For the future and for the peace of the church, I offer these suggestions above; in short, we need to hear more from the grassroots and local churches—not less. I do not believe the recent process facilitates that. As we move forward, many members and many sessions will be watching and studying, and some are astute enough to apply a bit of history. I think after the amount of floor time devoted to protesting too much, that it’ll still take some responsive leadership to persuade and lead with constitutional and open provisions that will unify the church rather than further balkanize it. The future peace and unity, for which I am praying, may be as simple as this choice: Changes made by legislative fiat from the top – or – by consensus among the presbyteries and local congregations?

David W. Hall is a minister in the Presbyterian Church in America and is the Senior Pastor of Midway PCA in Powder Springs, Ga.

[1] The 59.4% approval, complete with the support of the CMC and PCA Coordinators, was almost identical to the percentage support for the ill-fated 2009-2010 AC Funding Plan, which failed not only to receive affirmation from 2/3 of the presbyteries but also failed to receive even a majority of the lower courts.

[2] All that the previous assembly records from the CMC is one generic observation—no BCO recommendations—and that subcommittee is the only one of the five that did not proffer a written attachment: “The subcommittee reported that they had discussed the importance of and possible means of giving women a greater voice and more visible roles in all levels of PCA church life. They recognized that both the OPC and the former RPCES have discussed proposals for constitutional changes to recognize deaconesses while maintaining the male-only governing roles of Teaching Elder (minister) and Ruling Elder. The subcommittee also noted that there is an allowable diversity of practice in PCA churches on the role of women, ranging from women ministering to other women and children only, to women participating in all roles that do not require ordination. The PCA as a whole needs to discuss this issue, bringing scripture to bear on both history and the present culture” (Min43GA, 327-328).
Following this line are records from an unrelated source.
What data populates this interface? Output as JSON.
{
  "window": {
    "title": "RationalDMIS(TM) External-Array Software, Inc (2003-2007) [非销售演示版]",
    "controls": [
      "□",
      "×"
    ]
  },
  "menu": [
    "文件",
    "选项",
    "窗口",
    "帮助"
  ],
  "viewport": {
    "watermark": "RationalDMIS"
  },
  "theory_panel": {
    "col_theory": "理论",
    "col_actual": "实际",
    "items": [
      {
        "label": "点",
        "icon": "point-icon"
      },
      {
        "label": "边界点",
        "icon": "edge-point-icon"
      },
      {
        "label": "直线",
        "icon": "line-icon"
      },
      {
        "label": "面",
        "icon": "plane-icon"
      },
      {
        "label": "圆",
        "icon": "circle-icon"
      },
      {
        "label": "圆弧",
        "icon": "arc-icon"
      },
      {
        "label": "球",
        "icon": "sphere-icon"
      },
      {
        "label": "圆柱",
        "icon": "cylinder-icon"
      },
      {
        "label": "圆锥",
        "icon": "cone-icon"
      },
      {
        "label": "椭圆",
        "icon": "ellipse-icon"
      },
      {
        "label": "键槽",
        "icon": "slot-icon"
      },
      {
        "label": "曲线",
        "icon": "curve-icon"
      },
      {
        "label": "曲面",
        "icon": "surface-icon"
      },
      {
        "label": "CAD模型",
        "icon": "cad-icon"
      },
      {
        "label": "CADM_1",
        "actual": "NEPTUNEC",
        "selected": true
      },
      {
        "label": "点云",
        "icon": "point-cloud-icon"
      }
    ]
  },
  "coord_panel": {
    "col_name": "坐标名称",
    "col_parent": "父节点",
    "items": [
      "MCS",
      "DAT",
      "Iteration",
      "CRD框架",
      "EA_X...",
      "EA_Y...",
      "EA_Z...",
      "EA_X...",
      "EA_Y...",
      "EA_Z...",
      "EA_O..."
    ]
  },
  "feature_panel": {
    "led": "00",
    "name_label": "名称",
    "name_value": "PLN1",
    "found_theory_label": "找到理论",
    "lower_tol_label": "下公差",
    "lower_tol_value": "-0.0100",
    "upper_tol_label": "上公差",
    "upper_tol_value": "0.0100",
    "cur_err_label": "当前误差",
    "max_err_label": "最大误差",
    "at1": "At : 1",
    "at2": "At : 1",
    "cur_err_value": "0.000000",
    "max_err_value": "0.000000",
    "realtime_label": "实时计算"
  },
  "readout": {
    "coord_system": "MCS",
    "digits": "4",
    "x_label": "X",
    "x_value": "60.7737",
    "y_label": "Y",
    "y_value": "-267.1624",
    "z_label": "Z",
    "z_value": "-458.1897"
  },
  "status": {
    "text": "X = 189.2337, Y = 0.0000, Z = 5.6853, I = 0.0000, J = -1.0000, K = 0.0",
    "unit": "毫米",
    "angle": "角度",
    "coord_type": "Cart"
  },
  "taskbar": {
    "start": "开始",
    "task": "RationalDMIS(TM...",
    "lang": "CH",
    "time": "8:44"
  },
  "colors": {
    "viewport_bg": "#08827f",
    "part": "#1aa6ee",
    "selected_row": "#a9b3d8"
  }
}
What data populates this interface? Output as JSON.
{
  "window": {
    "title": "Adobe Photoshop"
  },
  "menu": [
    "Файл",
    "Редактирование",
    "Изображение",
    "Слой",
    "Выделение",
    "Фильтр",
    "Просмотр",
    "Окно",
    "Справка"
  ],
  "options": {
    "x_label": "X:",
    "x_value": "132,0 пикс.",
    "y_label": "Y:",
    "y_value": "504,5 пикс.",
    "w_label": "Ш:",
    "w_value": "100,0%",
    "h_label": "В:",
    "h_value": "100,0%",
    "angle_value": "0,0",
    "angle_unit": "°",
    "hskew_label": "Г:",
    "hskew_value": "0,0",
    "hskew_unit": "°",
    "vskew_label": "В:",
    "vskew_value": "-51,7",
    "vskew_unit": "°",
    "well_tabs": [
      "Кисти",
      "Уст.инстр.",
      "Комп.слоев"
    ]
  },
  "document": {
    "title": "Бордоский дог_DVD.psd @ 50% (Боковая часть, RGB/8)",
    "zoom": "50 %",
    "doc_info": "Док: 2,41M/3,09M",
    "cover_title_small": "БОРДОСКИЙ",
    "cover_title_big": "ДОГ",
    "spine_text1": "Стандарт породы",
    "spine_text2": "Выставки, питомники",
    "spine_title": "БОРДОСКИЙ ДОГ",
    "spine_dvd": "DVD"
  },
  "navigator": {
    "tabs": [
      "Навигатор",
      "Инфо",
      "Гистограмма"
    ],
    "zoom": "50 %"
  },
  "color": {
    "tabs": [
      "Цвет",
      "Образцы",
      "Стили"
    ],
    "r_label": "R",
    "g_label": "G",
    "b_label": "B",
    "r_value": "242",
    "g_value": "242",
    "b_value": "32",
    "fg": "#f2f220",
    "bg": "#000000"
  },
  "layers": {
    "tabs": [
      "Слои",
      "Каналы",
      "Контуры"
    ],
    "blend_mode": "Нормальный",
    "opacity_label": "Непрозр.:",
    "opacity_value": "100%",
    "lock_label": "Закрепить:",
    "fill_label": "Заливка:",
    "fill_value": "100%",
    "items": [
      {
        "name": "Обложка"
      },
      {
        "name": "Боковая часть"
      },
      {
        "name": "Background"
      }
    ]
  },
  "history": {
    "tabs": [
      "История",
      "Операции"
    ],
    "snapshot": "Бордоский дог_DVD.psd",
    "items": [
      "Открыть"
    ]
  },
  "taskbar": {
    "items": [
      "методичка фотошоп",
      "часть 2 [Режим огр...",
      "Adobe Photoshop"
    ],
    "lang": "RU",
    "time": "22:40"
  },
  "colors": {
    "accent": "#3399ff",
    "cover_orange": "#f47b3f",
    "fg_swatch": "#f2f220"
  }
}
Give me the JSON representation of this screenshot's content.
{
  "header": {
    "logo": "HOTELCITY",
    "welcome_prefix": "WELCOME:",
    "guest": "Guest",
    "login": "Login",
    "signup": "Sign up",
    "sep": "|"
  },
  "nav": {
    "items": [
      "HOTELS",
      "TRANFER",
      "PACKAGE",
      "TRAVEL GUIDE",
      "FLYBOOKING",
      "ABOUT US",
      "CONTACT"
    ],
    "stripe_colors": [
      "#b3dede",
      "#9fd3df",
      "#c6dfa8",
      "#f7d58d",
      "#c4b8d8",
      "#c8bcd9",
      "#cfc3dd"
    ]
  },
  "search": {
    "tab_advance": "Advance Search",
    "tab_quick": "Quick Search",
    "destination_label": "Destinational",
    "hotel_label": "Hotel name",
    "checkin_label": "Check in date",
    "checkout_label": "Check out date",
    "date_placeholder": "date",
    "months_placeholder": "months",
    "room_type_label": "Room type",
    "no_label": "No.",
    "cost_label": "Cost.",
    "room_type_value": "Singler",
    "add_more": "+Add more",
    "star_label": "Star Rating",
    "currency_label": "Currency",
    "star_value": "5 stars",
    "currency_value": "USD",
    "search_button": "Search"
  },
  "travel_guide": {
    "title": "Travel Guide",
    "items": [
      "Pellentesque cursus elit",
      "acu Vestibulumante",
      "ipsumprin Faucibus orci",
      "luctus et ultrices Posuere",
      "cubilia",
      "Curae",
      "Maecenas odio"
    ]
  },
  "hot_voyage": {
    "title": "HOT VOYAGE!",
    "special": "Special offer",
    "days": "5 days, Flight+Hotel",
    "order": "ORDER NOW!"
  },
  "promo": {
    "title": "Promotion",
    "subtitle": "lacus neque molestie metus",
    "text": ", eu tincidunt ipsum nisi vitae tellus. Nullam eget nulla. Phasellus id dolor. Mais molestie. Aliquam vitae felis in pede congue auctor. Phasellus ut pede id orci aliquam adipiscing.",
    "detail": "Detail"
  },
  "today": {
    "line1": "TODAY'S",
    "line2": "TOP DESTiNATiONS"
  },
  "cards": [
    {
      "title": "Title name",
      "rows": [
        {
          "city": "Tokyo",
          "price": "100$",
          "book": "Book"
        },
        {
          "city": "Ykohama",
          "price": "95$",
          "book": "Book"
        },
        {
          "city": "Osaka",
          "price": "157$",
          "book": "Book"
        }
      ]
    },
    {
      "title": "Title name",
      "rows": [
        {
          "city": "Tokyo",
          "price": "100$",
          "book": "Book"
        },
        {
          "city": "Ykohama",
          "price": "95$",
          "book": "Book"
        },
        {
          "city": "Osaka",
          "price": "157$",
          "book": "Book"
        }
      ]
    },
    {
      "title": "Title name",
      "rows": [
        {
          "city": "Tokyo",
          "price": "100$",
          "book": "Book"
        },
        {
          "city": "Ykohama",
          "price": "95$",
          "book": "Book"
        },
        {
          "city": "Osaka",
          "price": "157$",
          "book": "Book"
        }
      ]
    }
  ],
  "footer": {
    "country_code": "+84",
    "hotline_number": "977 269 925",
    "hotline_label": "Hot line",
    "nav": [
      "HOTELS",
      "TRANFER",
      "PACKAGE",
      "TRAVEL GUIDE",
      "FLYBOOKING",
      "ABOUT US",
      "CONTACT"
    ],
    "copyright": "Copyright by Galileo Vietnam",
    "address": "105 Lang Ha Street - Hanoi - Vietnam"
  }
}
A careful reading of the Minutes a year earlier shows only that subcommittees would be created, with the first one described in short as: “The role of women in the PCA – giving women a greater voice and more visible roles, while maintaining our position on male ordained leadership in governing the PCA (Min42GA, 318; emphasis added). The 41st GA did not even mention women’s roles. It is difficult to see or hear the notices that BCO amends were being considered. Further, one might search to see if the Stated Clerk’s annual summaries of GA actions gave notice of such envisioned legislation.